In our tests last year, eight days after flag leaf on fresh samples we were still at an IVTD 24 (in vitro total digestibility in 24 hours) of 83, NDFD 24 (neutral detergent fiber digestibility in 24 hours) of 70 and a Kd per hr of 8.15.
This will vary tremendously depending on how hot the temperature is (we were cool during this period) to drive the quality down.
Some farms are waiting until late milk or early soft dough for a very high-yielding (15 to 20 tons silage per acre), premium dry-cow or heifer forage.
Research we have in the ground this fall will quantify and qualify this new harvest window and the impact of adding legumes at planting to this special forage to produce a nearly complete TMR feed right in the field.
Most farms are shocked when they start harvest. They don’t expect that much forage in the middle of corn planting. They are also not ready for 6 to 12 tons of silage to go through their mower.
Full-width swath is critical for drying, but conditioning has not helped in our research.

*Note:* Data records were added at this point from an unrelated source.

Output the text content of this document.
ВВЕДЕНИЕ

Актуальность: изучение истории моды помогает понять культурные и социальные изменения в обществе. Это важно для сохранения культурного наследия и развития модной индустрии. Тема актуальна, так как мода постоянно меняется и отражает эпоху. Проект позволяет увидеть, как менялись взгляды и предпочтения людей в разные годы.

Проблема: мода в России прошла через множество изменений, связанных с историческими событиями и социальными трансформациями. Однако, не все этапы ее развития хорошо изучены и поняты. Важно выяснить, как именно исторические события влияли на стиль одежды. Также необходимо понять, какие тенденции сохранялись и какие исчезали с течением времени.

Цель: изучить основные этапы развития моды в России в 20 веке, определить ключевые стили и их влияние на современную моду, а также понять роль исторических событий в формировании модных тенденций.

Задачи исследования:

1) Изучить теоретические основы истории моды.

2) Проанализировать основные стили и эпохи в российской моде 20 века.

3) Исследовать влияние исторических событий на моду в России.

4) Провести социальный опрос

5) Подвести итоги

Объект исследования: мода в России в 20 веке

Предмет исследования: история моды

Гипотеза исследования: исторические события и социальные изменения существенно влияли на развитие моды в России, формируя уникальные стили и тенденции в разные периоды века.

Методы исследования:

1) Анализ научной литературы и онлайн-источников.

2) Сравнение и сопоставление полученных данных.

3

Slowly tedding (speed will make tedder lumps and wreck the machine) after three to four hours of drying will help tremendously.

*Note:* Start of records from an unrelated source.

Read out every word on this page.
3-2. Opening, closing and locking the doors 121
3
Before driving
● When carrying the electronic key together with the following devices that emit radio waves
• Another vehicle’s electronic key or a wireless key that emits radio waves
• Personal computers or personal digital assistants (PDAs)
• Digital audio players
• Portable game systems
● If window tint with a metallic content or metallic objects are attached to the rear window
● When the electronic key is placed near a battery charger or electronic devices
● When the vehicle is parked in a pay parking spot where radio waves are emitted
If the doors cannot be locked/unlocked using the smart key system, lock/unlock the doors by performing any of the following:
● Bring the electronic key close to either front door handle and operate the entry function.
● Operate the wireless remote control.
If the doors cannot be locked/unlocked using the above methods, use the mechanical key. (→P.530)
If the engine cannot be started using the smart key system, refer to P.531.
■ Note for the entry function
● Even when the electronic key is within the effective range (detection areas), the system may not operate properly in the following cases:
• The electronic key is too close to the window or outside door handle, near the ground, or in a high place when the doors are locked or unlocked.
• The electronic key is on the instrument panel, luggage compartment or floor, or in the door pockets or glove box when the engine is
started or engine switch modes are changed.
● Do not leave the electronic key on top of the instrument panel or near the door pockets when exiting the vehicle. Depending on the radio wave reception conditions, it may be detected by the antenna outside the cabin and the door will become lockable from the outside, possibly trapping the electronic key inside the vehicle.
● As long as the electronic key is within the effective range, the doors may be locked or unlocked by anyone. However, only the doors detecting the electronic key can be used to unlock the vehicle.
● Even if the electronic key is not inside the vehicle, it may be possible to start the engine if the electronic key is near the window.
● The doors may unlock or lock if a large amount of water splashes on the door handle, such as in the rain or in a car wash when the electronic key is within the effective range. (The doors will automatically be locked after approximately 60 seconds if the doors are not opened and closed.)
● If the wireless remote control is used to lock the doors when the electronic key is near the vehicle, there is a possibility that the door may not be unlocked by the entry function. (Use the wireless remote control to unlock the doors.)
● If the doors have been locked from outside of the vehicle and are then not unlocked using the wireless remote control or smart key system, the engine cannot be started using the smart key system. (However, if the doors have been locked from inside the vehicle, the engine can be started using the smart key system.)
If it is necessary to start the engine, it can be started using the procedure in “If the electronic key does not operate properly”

Ensiling the same day as mowing with a homolactic bacterial inoculant will allow full fermentation of the wetter forage utilizing the high sugar content. If night temperatures go down to the 30ºF range, as they often do at this time of year, then you could allow it to sit overnight with minimal sugar losses and use the next day to further remove moisture.
A word of caution with all winter grains for forage – they have allelopathic compounds that can affect the next crop. Corn, sorghum species, teff and many small-seeded grasses will not grow until the compounds dissipate or are tilled into the soil.
Zone tillage will mix soil and allow row crops to be planted. Legumes such as soybeans have not shown any affect by the allelopathy. FG
PHOTO
Farms such as RL Jeffres and Sons, in Wyoming, New York are one of many who have discovered the impressive yield of very high-quality forage produced by winter triticale. This crop was immediately followed by corn or soybeans. Photo courtesy of Tom Kilcer.